Please. While these conference calls do sound genuinely cringe-worthy and bone-crushingly boring, only a conspiracy theorist could believe that a public conference call with communications flacks from federal agencies talking about "raising awareness" of "social service" projects portends a freedom-crushing Dept. of Propaganda. Again, Courrielche has provided no evidence that the NEA plans to depart from its charter and fund anything political; a guy from the endowment inviting artists to participate in the United We Serve program is a separate thing.

Now you may, like a certain constituency on the right, feel that the White House's calls to civic service are an effort to indoctrinate a new Hitler Youth and/or to create some kind of civilian army to take away Granny's guns along with her Medicare. It makes perfect sense, then, that Courrielche has taken his case to the court of the half-wit moonbat Glenn Beck:

(My favorite quote is Courrielche's: "Big Hollywood is an art community." Well, that's one way to put it.) Not to get into the weeds here, but the excerpt of the conference call played in that clip, with its allegedly ominous talk of finding "safe" legal language in which to have this "brand-new conversation," seems to be about finding a legal framework for putting government initiatives on Facebook and Twitter--a portion of the conversation that Courrielche conveniently left out of his story, and which is arguably a different matter than the sort of sinister extra-legal conspiracy to subvert the NEA's charter he was implying.

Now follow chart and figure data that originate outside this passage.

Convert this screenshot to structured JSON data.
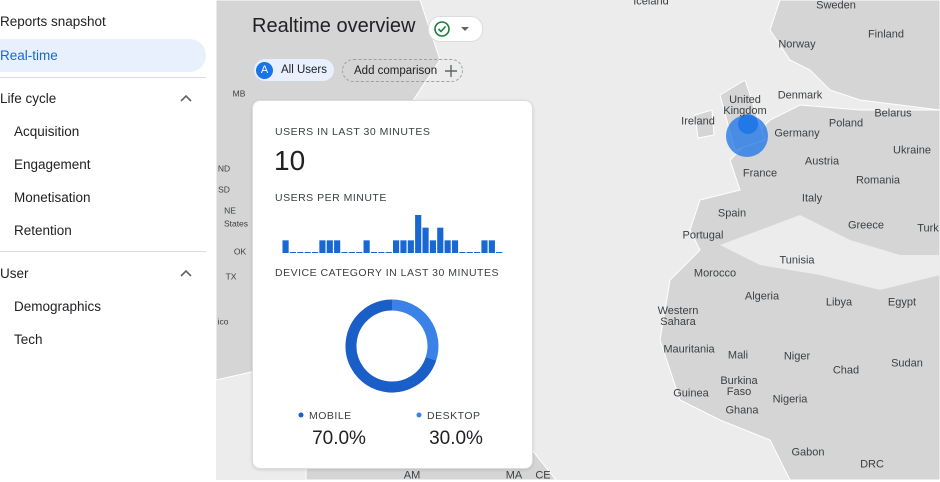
{
  "sidebar": {
    "items": [
      "Reports snapshot",
      "Real-time"
    ],
    "sections": [
      {
        "title": "Life cycle",
        "items": [
          "Acquisition",
          "Engagement",
          "Monetisation",
          "Retention"
        ]
      },
      {
        "title": "User",
        "items": [
          "Demographics",
          "Tech"
        ]
      }
    ]
  },
  "header": {
    "title": "Realtime overview",
    "avatar": "A",
    "audience": "All Users",
    "compare": "Add comparison"
  },
  "card": {
    "users_caption": "USERS IN LAST 30 MINUTES",
    "users": "10",
    "per_minute": {
      "title": "USERS PER MINUTE",
      "values": [
        1,
        0,
        0,
        0,
        0,
        1,
        1,
        1,
        0,
        0,
        0,
        1,
        0,
        0,
        0,
        1,
        1,
        1,
        3,
        2,
        1,
        2,
        1,
        1,
        0,
        0,
        0,
        1,
        1,
        0
      ],
      "ylim": [
        0,
        3
      ],
      "color": "#1967d2"
    },
    "device": {
      "type": "pie",
      "title": "DEVICE CATEGORY IN LAST 30 MINUTES",
      "series": [
        {
          "name": "MOBILE",
          "value": 70,
          "value_label": "70.0%",
          "color": "#1a5fc8"
        },
        {
          "name": "DESKTOP",
          "value": 30,
          "value_label": "30.0%",
          "color": "#3b82e8"
        }
      ]
    }
  },
  "map": {
    "labels": [
      "Iceland",
      "Sweden",
      "Finland",
      "Norway",
      "United Kingdom",
      "Denmark",
      "Ireland",
      "Belarus",
      "Poland",
      "Germany",
      "Ukraine",
      "Austria",
      "France",
      "Romania",
      "Spain",
      "Italy",
      "Greece",
      "Turk",
      "Portugal",
      "Tunisia",
      "Morocco",
      "Algeria",
      "Libya",
      "Egypt",
      "Western Sahara",
      "Mauritania",
      "Mali",
      "Niger",
      "Chad",
      "Sudan",
      "Burkina Faso",
      "Guinea",
      "Nigeria",
      "Ghana",
      "Gabon",
      "DRC",
      "MB",
      "ND",
      "SD",
      "NE",
      "States",
      "OK",
      "TX",
      "ico",
      "AM",
      "MA",
      "CE"
    ]
  }
}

That said, I still haven't heard back from Yosi Sergant at the NEA regarding this matter. I'll keep trying and let you know what I find out.

1 comment:

  1. It's interesting that when reporting on CultureGrrl's FIRST HAND account of the conference call coordinated and hosted by a White House official you responded to her uneasiness over the White House's involvement in the call with: "only a conspiracy theorist could believe that a public conference call with communications flacks from federal agencies talking about "raising awareness" of "social service" projects portends a freedom-crushing Dept. of Propaganda." thus categorizing her and her position in the same group as a "Birther" or "Truther". And you set up a strw man argument claiming that she or those like her are worried about a "freedom-crushing Dept. of Propaganda" a charge she never made or even eluded to.

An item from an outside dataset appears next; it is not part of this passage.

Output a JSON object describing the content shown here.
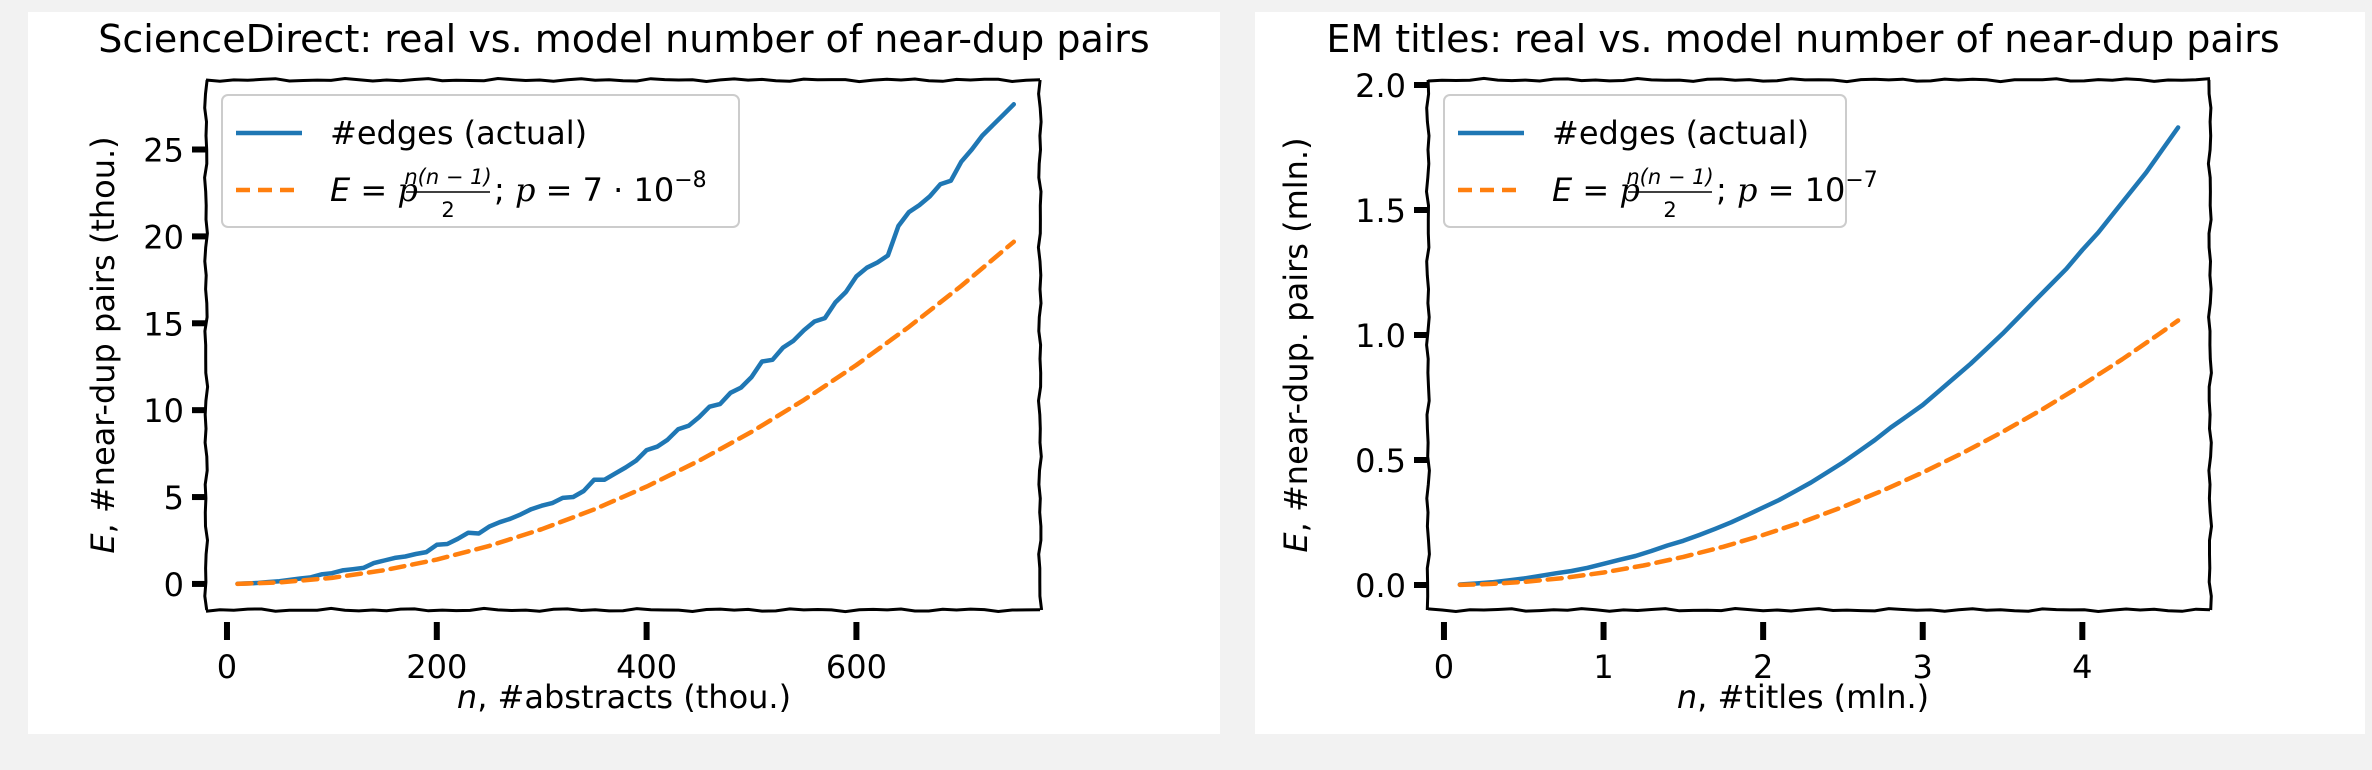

    But, most interestingly, you left out her final statement: "I'm "creeped out" too...even though, like many on the call, I supported and (with reservations) still support the agenda of the new President."

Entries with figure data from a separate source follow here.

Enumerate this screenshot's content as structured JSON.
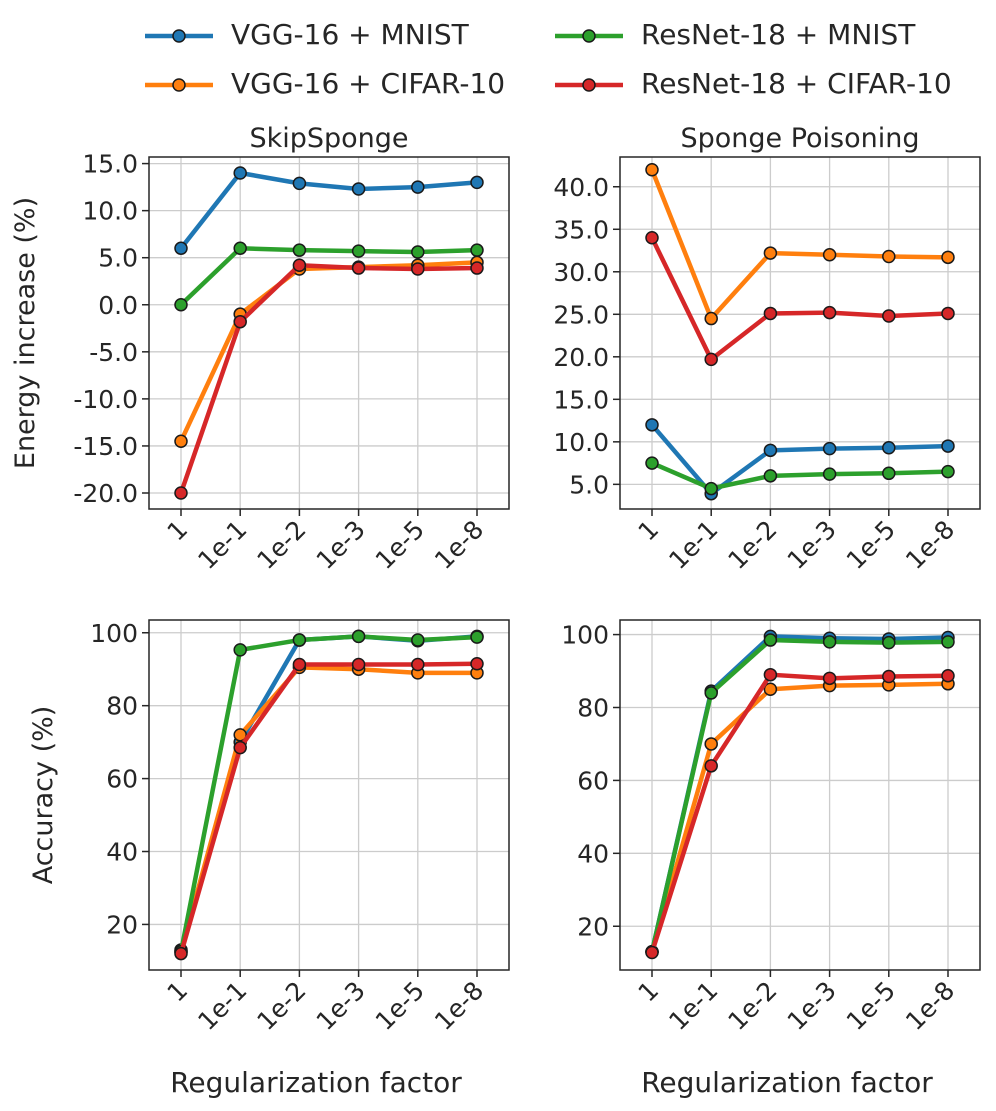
{
  "colors": {
    "VGG-16 + MNIST": "#1f77b4",
    "VGG-16 + CIFAR-10": "#ff7f0e",
    "ResNet-18 + MNIST": "#2ca02c",
    "ResNet-18 + CIFAR-10": "#d62728",
    "grid": "#cccccc",
    "axis": "#262626"
  },
  "legend": {
    "entries": [
      {
        "label": "VGG-16 + MNIST"
      },
      {
        "label": "ResNet-18 + MNIST"
      },
      {
        "label": "VGG-16 + CIFAR-10"
      },
      {
        "label": "ResNet-18 + CIFAR-10"
      }
    ]
  },
  "chart_data": [
    {
      "type": "line",
      "title": "SkipSponge",
      "xlabel": "",
      "ylabel": "Energy increase (%)",
      "categories": [
        "1",
        "1e-1",
        "1e-2",
        "1e-3",
        "1e-5",
        "1e-8"
      ],
      "ylim": [
        -21.7,
        15.7
      ],
      "yticks": [
        -20,
        -15,
        -10,
        -5,
        0,
        5,
        10,
        15
      ],
      "ytick_labels": [
        "-20.0",
        "-15.0",
        "-10.0",
        "-5.0",
        "0.0",
        "5.0",
        "10.0",
        "15.0"
      ],
      "series": [
        {
          "name": "VGG-16 + MNIST",
          "values": [
            6.0,
            14.0,
            12.9,
            12.3,
            12.5,
            13.0
          ]
        },
        {
          "name": "VGG-16 + CIFAR-10",
          "values": [
            -14.5,
            -1.0,
            3.8,
            4.0,
            4.2,
            4.5
          ]
        },
        {
          "name": "ResNet-18 + MNIST",
          "values": [
            0.0,
            6.0,
            5.8,
            5.7,
            5.6,
            5.8
          ]
        },
        {
          "name": "ResNet-18 + CIFAR-10",
          "values": [
            -20.0,
            -1.8,
            4.2,
            3.9,
            3.8,
            3.9
          ]
        }
      ]
    },
    {
      "type": "line",
      "title": "Sponge Poisoning",
      "xlabel": "",
      "ylabel": "",
      "categories": [
        "1",
        "1e-1",
        "1e-2",
        "1e-3",
        "1e-5",
        "1e-8"
      ],
      "ylim": [
        2.1,
        43.5
      ],
      "yticks": [
        5,
        10,
        15,
        20,
        25,
        30,
        35,
        40
      ],
      "ytick_labels": [
        "5.0",
        "10.0",
        "15.0",
        "20.0",
        "25.0",
        "30.0",
        "35.0",
        "40.0"
      ],
      "series": [
        {
          "name": "VGG-16 + MNIST",
          "values": [
            12.0,
            3.9,
            9.0,
            9.2,
            9.3,
            9.5
          ]
        },
        {
          "name": "VGG-16 + CIFAR-10",
          "values": [
            42.0,
            24.5,
            32.2,
            32.0,
            31.8,
            31.7
          ]
        },
        {
          "name": "ResNet-18 + MNIST",
          "values": [
            7.5,
            4.5,
            6.0,
            6.2,
            6.3,
            6.5
          ]
        },
        {
          "name": "ResNet-18 + CIFAR-10",
          "values": [
            34.0,
            19.7,
            25.1,
            25.2,
            24.8,
            25.1
          ]
        }
      ]
    },
    {
      "type": "line",
      "title": "",
      "xlabel": "Regularization factor",
      "ylabel": "Accuracy (%)",
      "categories": [
        "1",
        "1e-1",
        "1e-2",
        "1e-3",
        "1e-5",
        "1e-8"
      ],
      "ylim": [
        7.5,
        103.5
      ],
      "yticks": [
        20,
        40,
        60,
        80,
        100
      ],
      "ytick_labels": [
        "20",
        "40",
        "60",
        "80",
        "100"
      ],
      "series": [
        {
          "name": "VGG-16 + MNIST",
          "values": [
            13.0,
            70.0,
            98.0,
            99.0,
            97.8,
            99.0
          ]
        },
        {
          "name": "VGG-16 + CIFAR-10",
          "values": [
            12.5,
            72.0,
            90.5,
            90.0,
            89.0,
            89.0
          ]
        },
        {
          "name": "ResNet-18 + MNIST",
          "values": [
            12.5,
            95.3,
            98.0,
            99.0,
            98.0,
            98.8
          ]
        },
        {
          "name": "ResNet-18 + CIFAR-10",
          "values": [
            12.0,
            68.5,
            91.3,
            91.3,
            91.3,
            91.5
          ]
        }
      ]
    },
    {
      "type": "line",
      "title": "",
      "xlabel": "Regularization factor",
      "ylabel": "",
      "categories": [
        "1",
        "1e-1",
        "1e-2",
        "1e-3",
        "1e-5",
        "1e-8"
      ],
      "ylim": [
        8.0,
        104.0
      ],
      "yticks": [
        20,
        40,
        60,
        80,
        100
      ],
      "ytick_labels": [
        "20",
        "40",
        "60",
        "80",
        "100"
      ],
      "series": [
        {
          "name": "VGG-16 + MNIST",
          "values": [
            13.0,
            84.5,
            99.5,
            99.0,
            98.8,
            99.2
          ]
        },
        {
          "name": "VGG-16 + CIFAR-10",
          "values": [
            13.0,
            70.0,
            85.0,
            86.0,
            86.2,
            86.5
          ]
        },
        {
          "name": "ResNet-18 + MNIST",
          "values": [
            13.0,
            84.0,
            98.5,
            98.0,
            97.8,
            98.0
          ]
        },
        {
          "name": "ResNet-18 + CIFAR-10",
          "values": [
            12.8,
            64.0,
            89.0,
            88.0,
            88.5,
            88.7
          ]
        }
      ]
    }
  ]
}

    Don't you think that including her support of President Obama would add some validity to her unease with the conference call and the calls to ""get the arts community engaged in a sustainable way" and "leveraging federal dollars" to get artists and cultural organizations involved in social-service projects"?

    I recognize that the purpose of a blog is to comment on and highlight stories from your personal perspective (I of all people recognize that) but do you really think it was fair to lump CultureGrrl (or any of us who think it was inappropriate for the White House to attempt to coordinate an artist's message with the Administration's policies) in with conspiracy theorists?